Che cosa, dei testi della tragedia classica (Eschilo, Sofocle, Euripide), ci ha lasciato la tradizione manoscritta in nostro possesso – tardiva e sicuramente epurata nel corso della secolare trascrizione monastica dell’epoca cristiana? Per Gabriele Vacis, «il nucleo pesante, il distillato» di una lezione, da cui emerge, per quanto attiene all’educazione sentimentale, ad esempio, la figura di Antigone come di colei che si oppone al potere sulla base dell’amore. E la stessa intensità vale anche per altre figure femminili.
E a differenza dell’oggi, dove tutto è “spettacolo”, è intrattenimento, finalizzato all’evasione, lo spettacolo della tragedia greca è «scuola», è educazione. E la sua lezione fondamentale sta nel mostrarci la drammatizzazione di un conflitto profondo che governa la vita sociale, e l’animo umano: la sussistenza di una regola, di un ordine del mondo, e al tempo stesso la sua trasgressione, l’eccezione.
E ci racconta così della contraddizione di un sistema, quello patriarcale – del dominio del maschile sul femminile, di una gerarchia dei sessi, che dalla Grecia Antica si è trasmessa al mondo occidentale e al suo immaginario – ma che non smette di confrontarsi con un altro possibile ordine del mondo, a “impronta femminile” e non basato su rapporti di dominazione.

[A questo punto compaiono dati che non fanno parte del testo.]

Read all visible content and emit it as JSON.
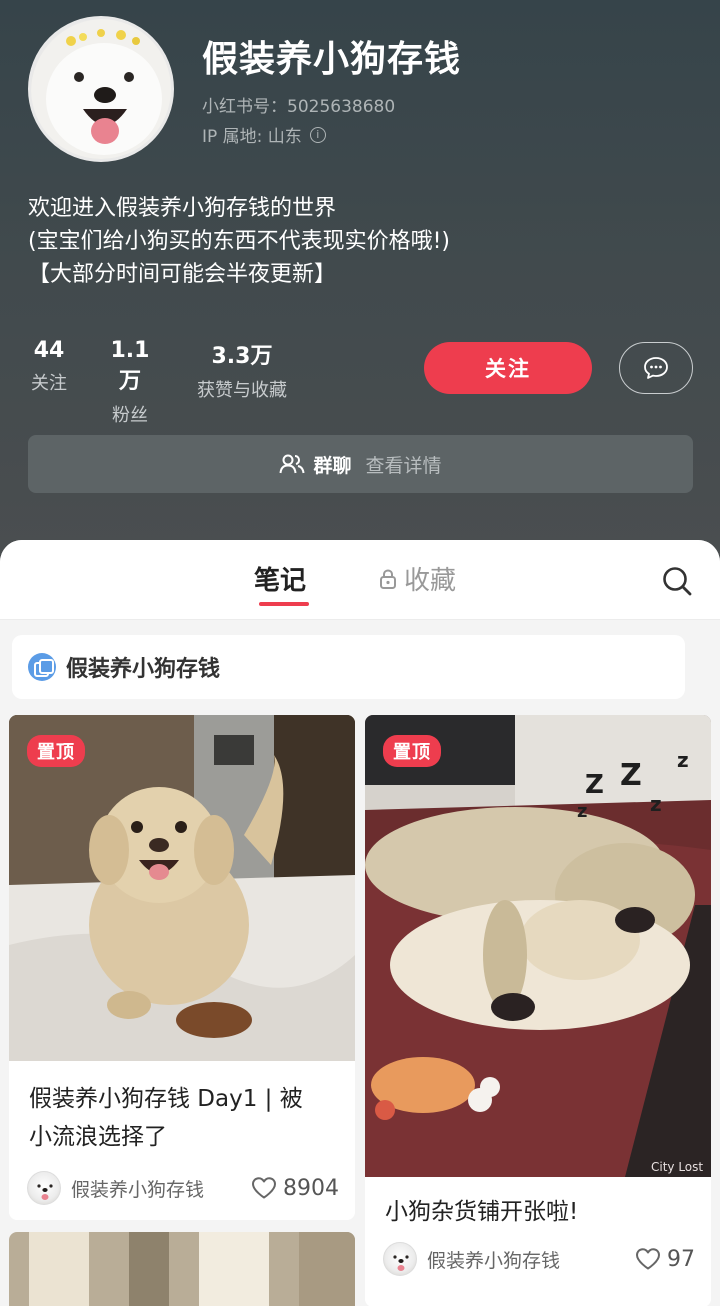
{
  "profile": {
    "name": "假装养小狗存钱",
    "redbook_id": "小红书号：5025638680",
    "ip_location": "IP 属地: 山东",
    "bio": [
      "欢迎进入假装养小狗存钱的世界",
      "(宝宝们给小狗买的东西不代表现实价格哦!)",
      "【大部分时间可能会半夜更新】"
    ]
  },
  "stats": [
    {
      "value": "44",
      "label": "关注"
    },
    {
      "value": "1.1万",
      "label": "粉丝"
    },
    {
      "value": "3.3万",
      "label": "获赞与收藏"
    }
  ],
  "actions": {
    "follow": "关注"
  },
  "group_chat": {
    "title": "群聊",
    "detail": "查看详情"
  },
  "tabs": {
    "notes": "笔记",
    "favorites": "收藏"
  },
  "collection": {
    "label": "假装养小狗存钱"
  },
  "notes": [
    {
      "badge": "置顶",
      "title_line1": "假装养小狗存钱 Day1 | 被",
      "title_line2": "小流浪选择了",
      "author": "假装养小狗存钱",
      "likes": "8904"
    },
    {
      "badge": "置顶",
      "title_line1": "小狗杂货铺开张啦!",
      "author": "假装养小狗存钱",
      "likes": "97",
      "watermark": "City Lost"
    }
  ],
  "colors": {
    "accent": "#ee3d4e",
    "header_bg": "#3f484b",
    "link_blue": "#5b9ce6"
  },
  "icons": {
    "info": "info-circle-icon",
    "message": "chat-bubble-icon",
    "group": "group-users-icon",
    "lock": "lock-icon",
    "search": "search-icon",
    "heart": "heart-icon"
  }
}
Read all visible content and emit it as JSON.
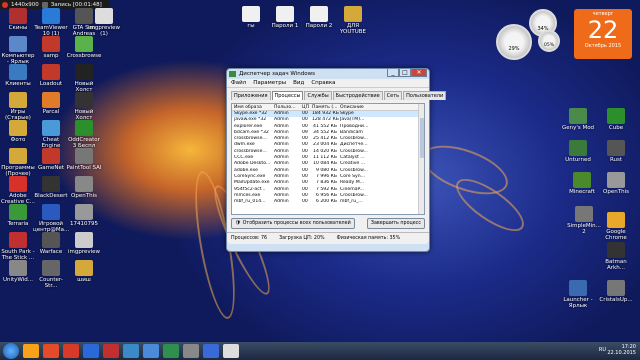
{
  "recorder": {
    "resolution": "1440x900",
    "status": "Запись [00:01:48]"
  },
  "desktop_left": [
    {
      "label": "Скины",
      "color": "#b03030"
    },
    {
      "label": "TeamViewer 10 (1)",
      "color": "#2a7ad8"
    },
    {
      "label": "GTA San Andreas",
      "color": "#555"
    },
    {
      "label": "imgpreview (1)",
      "color": "#ddd"
    },
    {
      "label": "Компьютер - Ярлык",
      "color": "#5a88c8"
    },
    {
      "label": "samp",
      "color": "#c0392b"
    },
    {
      "label": "Crossbrowse",
      "color": "#5ab34a"
    },
    {
      "label": "Клиенты",
      "color": "#3a7ac0"
    },
    {
      "label": "Loadout",
      "color": "#c0392b"
    },
    {
      "label": "Новый Холст",
      "color": "#222"
    },
    {
      "label": "Игры (Старые)",
      "color": "#d4a93a"
    },
    {
      "label": "Parcal",
      "color": "#e07b2a"
    },
    {
      "label": "Новый Холст",
      "color": "#333"
    },
    {
      "label": "Фото",
      "color": "#d4a93a"
    },
    {
      "label": "Cheat Engine",
      "color": "#4a9ad8"
    },
    {
      "label": "OddCreator 3 Беспл",
      "color": "#2b8f2b"
    },
    {
      "label": "Программы (Прочее)",
      "color": "#d4a93a"
    },
    {
      "label": "GameNet",
      "color": "#c0392b"
    },
    {
      "label": "PaintTool SAI",
      "color": "#777"
    },
    {
      "label": "Adobe Creative C...",
      "color": "#d8302a"
    },
    {
      "label": "BlackDesert",
      "color": "#333"
    },
    {
      "label": "OpenThis",
      "color": "#888"
    },
    {
      "label": "Terraria",
      "color": "#3a9a3a"
    },
    {
      "label": "Игровой центр@Ma...",
      "color": "#2a5ac0"
    },
    {
      "label": "17410795",
      "color": "#999"
    },
    {
      "label": "South Park - The Stick ...",
      "color": "#c03030"
    },
    {
      "label": "Warface",
      "color": "#555"
    },
    {
      "label": "imgpreview",
      "color": "#ccc"
    },
    {
      "label": "UnityWid...",
      "color": "#888"
    },
    {
      "label": "Counter-Str...",
      "color": "#666"
    },
    {
      "label": "шиш",
      "color": "#d4a93a"
    }
  ],
  "desktop_top": [
    {
      "label": "гы",
      "color": "#f0f0f0"
    },
    {
      "label": "Пароли 1",
      "color": "#f0f0f0"
    },
    {
      "label": "Пароли 2",
      "color": "#f0f0f0"
    },
    {
      "label": "ДЛЯ YOUTUBE",
      "color": "#d4a93a"
    }
  ],
  "desktop_right": [
    {
      "label": "Geny's Mod",
      "color": "#4a8a4a"
    },
    {
      "label": "Cube",
      "color": "#2b8f2b"
    },
    {
      "label": "Unturned",
      "color": "#3a7a3a"
    },
    {
      "label": "Rust",
      "color": "#555"
    },
    {
      "label": "Minecraft",
      "color": "#4a8a2a"
    },
    {
      "label": "OpenThis",
      "color": "#999"
    },
    {
      "label": "SimpleMin... 2",
      "color": "#777"
    },
    {
      "label": "Google Chrome",
      "color": "#e8a82a"
    },
    {
      "label": "Batman Arkh...",
      "color": "#333"
    },
    {
      "label": "Launcher - Ярлык",
      "color": "#3a6ab0"
    },
    {
      "label": "CristalsUp...",
      "color": "#777"
    }
  ],
  "gadgets": {
    "cpu": "29%",
    "ram": "34%",
    "disk": "05%"
  },
  "calendar": {
    "weekday": "четверг",
    "day": "22",
    "month_year": "Октябрь 2015"
  },
  "taskmgr": {
    "title": "Диспетчер задач Windows",
    "menu": [
      "Файл",
      "Параметры",
      "Вид",
      "Справка"
    ],
    "tabs": [
      "Приложения",
      "Процессы",
      "Службы",
      "Быстродействие",
      "Сеть",
      "Пользователи"
    ],
    "active_tab": 1,
    "columns": [
      "Имя образа",
      "Пользо...",
      "ЦП",
      "Память (...",
      "Описание"
    ],
    "rows": [
      [
        "Skype.exe *32",
        "Admin",
        "00",
        "184 932 КБ",
        "Skype"
      ],
      [
        "javaw.exe *32",
        "Admin",
        "00",
        "128 472 КБ",
        "Java(TM)..."
      ],
      [
        "explorer.exe",
        "Admin",
        "00",
        "41 552 КБ",
        "Проводни..."
      ],
      [
        "bdcam.exe *32",
        "Admin",
        "09",
        "34 552 КБ",
        "Bandicam"
      ],
      [
        "crossbrowse...",
        "Admin",
        "00",
        "25 412 КБ",
        "Crossbrow..."
      ],
      [
        "dwm.exe",
        "Admin",
        "00",
        "23 004 КБ",
        "Диспетче..."
      ],
      [
        "crossbrowse...",
        "Admin",
        "00",
        "14 020 КБ",
        "Crossbrow..."
      ],
      [
        "CCC.exe",
        "Admin",
        "00",
        "11 112 КБ",
        "Catalyst ..."
      ],
      [
        "Adobe Deskto...",
        "Admin",
        "00",
        "10 084 КБ",
        "Creative ..."
      ],
      [
        "adobe.exe",
        "Admin",
        "00",
        "9 080 КБ",
        "Crossbrow..."
      ],
      [
        "CoreSync.exe",
        "Admin",
        "00",
        "7 996 КБ",
        "Core Syn..."
      ],
      [
        "MailUpdate.exe",
        "Admin",
        "00",
        "7 836 КБ",
        "Ready M..."
      ],
      [
        "954f5c2-acf...",
        "Admin",
        "00",
        "7 592 КБ",
        "CinemaP..."
      ],
      [
        "mmces.exe",
        "Admin",
        "00",
        "6 956 КБ",
        "Crossbrow..."
      ],
      [
        "mbf_ru_014...",
        "Admin",
        "00",
        "6 200 КБ",
        "mbf_ru_..."
      ]
    ],
    "show_all": "Отобразить процессы всех пользователей",
    "end_process": "Завершить процесс",
    "status": [
      "Процессов: 76",
      "Загрузка ЦП: 20%",
      "Физическая память: 35%"
    ]
  },
  "taskbar": {
    "apps": [
      "#f7a21a",
      "#e34b2a",
      "#d83a2a",
      "#2a6ad8",
      "#c03030",
      "#3a8ac8",
      "#4a8ad8",
      "#2f8f4f",
      "#888",
      "#3a6ad8",
      "#ddd"
    ],
    "time": "17:20",
    "date": "22.10.2015",
    "lang": "RU"
  }
}
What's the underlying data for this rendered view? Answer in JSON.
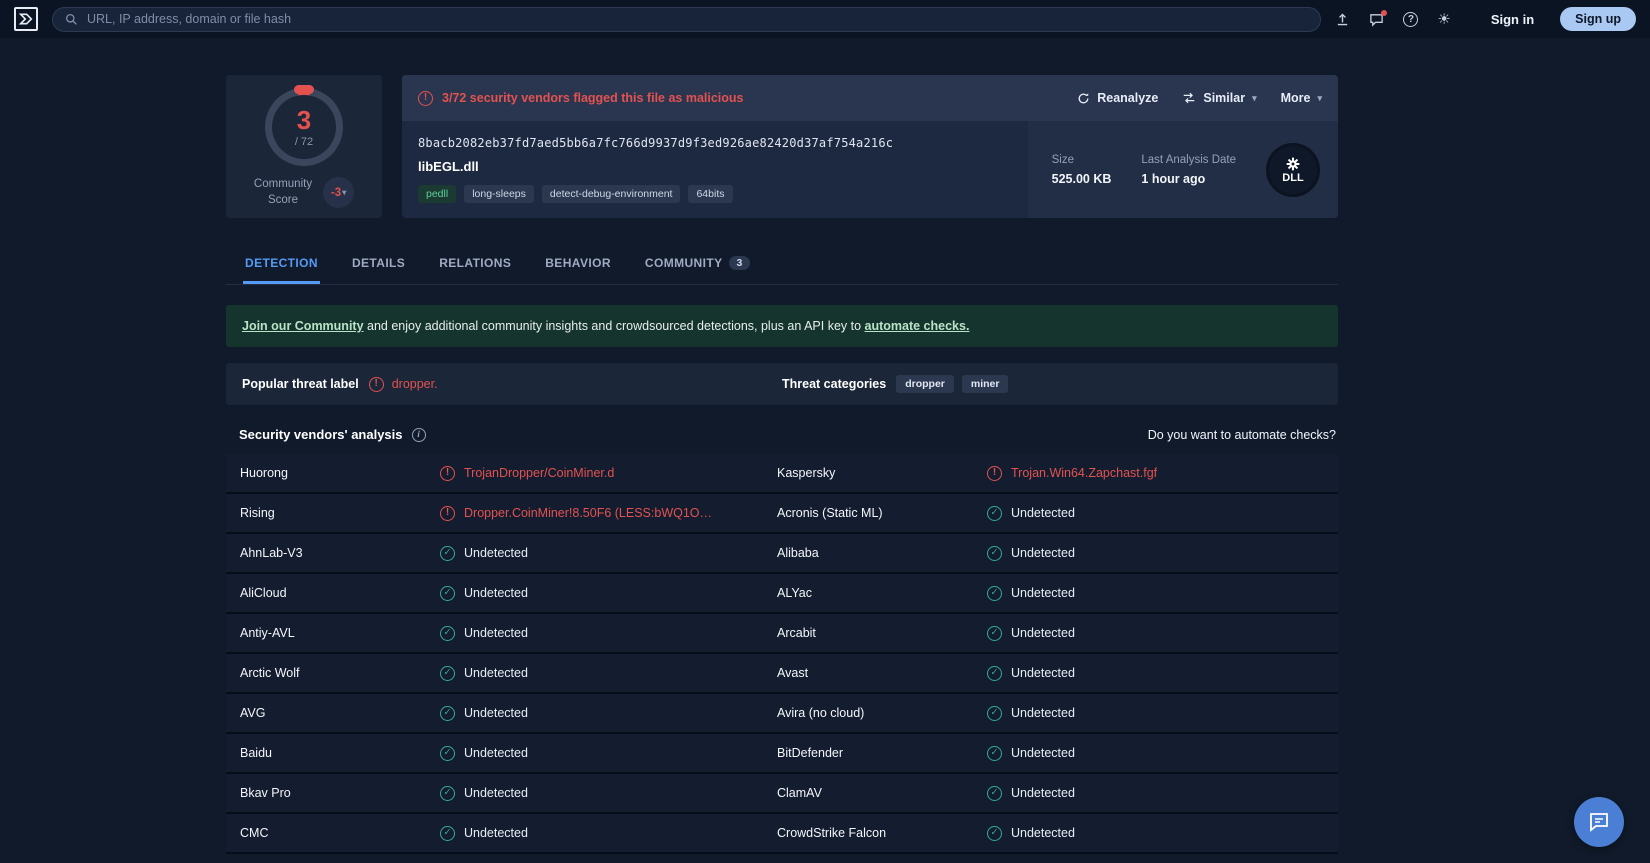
{
  "colors": {
    "accent_blue": "#569af5",
    "malicious_red": "#e3524f",
    "undetected_green": "#34ac92",
    "banner_green": "#16342e",
    "signup_blue": "#a9c9f2"
  },
  "topbar": {
    "search_placeholder": "URL, IP address, domain or file hash",
    "signin": "Sign in",
    "signup": "Sign up"
  },
  "score": {
    "value": "3",
    "total": "/ 72",
    "community_label_1": "Community",
    "community_label_2": "Score",
    "community_score": "-3"
  },
  "file_card": {
    "flag_message": "3/72 security vendors flagged this file as malicious",
    "actions": {
      "reanalyze": "Reanalyze",
      "similar": "Similar",
      "more": "More"
    },
    "hash": "8bacb2082eb37fd7aed5bb6a7fc766d9937d9f3ed926ae82420d37af754a216c",
    "filename": "libEGL.dll",
    "tags": [
      {
        "label": "pedll",
        "variant": "green"
      },
      {
        "label": "long-sleeps",
        "variant": "default"
      },
      {
        "label": "detect-debug-environment",
        "variant": "default"
      },
      {
        "label": "64bits",
        "variant": "default"
      }
    ],
    "size_label": "Size",
    "size_value": "525.00 KB",
    "last_analysis_label": "Last Analysis Date",
    "last_analysis_value": "1 hour ago",
    "file_type": "DLL"
  },
  "tabs": [
    {
      "label": "DETECTION",
      "active": true
    },
    {
      "label": "DETAILS",
      "active": false
    },
    {
      "label": "RELATIONS",
      "active": false
    },
    {
      "label": "BEHAVIOR",
      "active": false
    },
    {
      "label": "COMMUNITY",
      "active": false,
      "badge": "3"
    }
  ],
  "banner": {
    "link1": "Join our Community",
    "middle": " and enjoy additional community insights and crowdsourced detections, plus an API key to ",
    "link2": "automate checks."
  },
  "threat": {
    "label": "Popular threat label",
    "value": "dropper.",
    "categories_label": "Threat categories",
    "categories": [
      "dropper",
      "miner"
    ]
  },
  "analysis": {
    "title": "Security vendors' analysis",
    "automate_question": "Do you want to automate checks?",
    "rows": [
      [
        {
          "vendor": "Huorong",
          "result": "TrojanDropper/CoinMiner.d",
          "status": "malicious"
        },
        {
          "vendor": "Kaspersky",
          "result": "Trojan.Win64.Zapchast.fgf",
          "status": "malicious"
        }
      ],
      [
        {
          "vendor": "Rising",
          "result": "Dropper.CoinMiner!8.50F6 (LESS:bWQ1O…",
          "status": "malicious"
        },
        {
          "vendor": "Acronis (Static ML)",
          "result": "Undetected",
          "status": "undetected"
        }
      ],
      [
        {
          "vendor": "AhnLab-V3",
          "result": "Undetected",
          "status": "undetected"
        },
        {
          "vendor": "Alibaba",
          "result": "Undetected",
          "status": "undetected"
        }
      ],
      [
        {
          "vendor": "AliCloud",
          "result": "Undetected",
          "status": "undetected"
        },
        {
          "vendor": "ALYac",
          "result": "Undetected",
          "status": "undetected"
        }
      ],
      [
        {
          "vendor": "Antiy-AVL",
          "result": "Undetected",
          "status": "undetected"
        },
        {
          "vendor": "Arcabit",
          "result": "Undetected",
          "status": "undetected"
        }
      ],
      [
        {
          "vendor": "Arctic Wolf",
          "result": "Undetected",
          "status": "undetected"
        },
        {
          "vendor": "Avast",
          "result": "Undetected",
          "status": "undetected"
        }
      ],
      [
        {
          "vendor": "AVG",
          "result": "Undetected",
          "status": "undetected"
        },
        {
          "vendor": "Avira (no cloud)",
          "result": "Undetected",
          "status": "undetected"
        }
      ],
      [
        {
          "vendor": "Baidu",
          "result": "Undetected",
          "status": "undetected"
        },
        {
          "vendor": "BitDefender",
          "result": "Undetected",
          "status": "undetected"
        }
      ],
      [
        {
          "vendor": "Bkav Pro",
          "result": "Undetected",
          "status": "undetected"
        },
        {
          "vendor": "ClamAV",
          "result": "Undetected",
          "status": "undetected"
        }
      ],
      [
        {
          "vendor": "CMC",
          "result": "Undetected",
          "status": "undetected"
        },
        {
          "vendor": "CrowdStrike Falcon",
          "result": "Undetected",
          "status": "undetected"
        }
      ]
    ]
  }
}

Ma anche là, dove permane l’immaginario patriarcale, con il suo carico di violenza – cultura dello stupro per cui soddisfare un impulso sessuale equivale a un esercizio di potere ritroviamo ancora quella stessa tensione, quella contraddizione. Così anche nel grande teatro di William Shakespeare, è nel rigetto di un conflitto di potere che genera inimicizia, che la figura femminile di Giulietta reclama per il desiderio d’amore, come sua condizione, l’intimità corporea, e una reciproca intensità:
È solo il tuo nome che m’è nemico, e tu sei te stesso
anche senza chiamarti Montecchi. Cos’è Montecchi?
Non è una mano, un piede, un braccio, un volto,
o qualunque parte di un uomo. Prendi un altro nome!
Cos’è un nome? Ciò che chiamiamo rosa,
con qualsiasi altro nome avrebbe lo stesso profumo,
così Romeo, se non si chiamasse più Romeo,
conserverebbe quella cara perfezione che possiede
anche senza quel nome. Romeo, getta via il tuo nome,
e al suo posto, che non è parte di te, prendi tutta me stessa.
(Romeo e Giulietta, Atto II, scena II)
Ed è proprio questa istanza femminile di emancipazione a mettere in crisi oggi l’ordine patriarcale.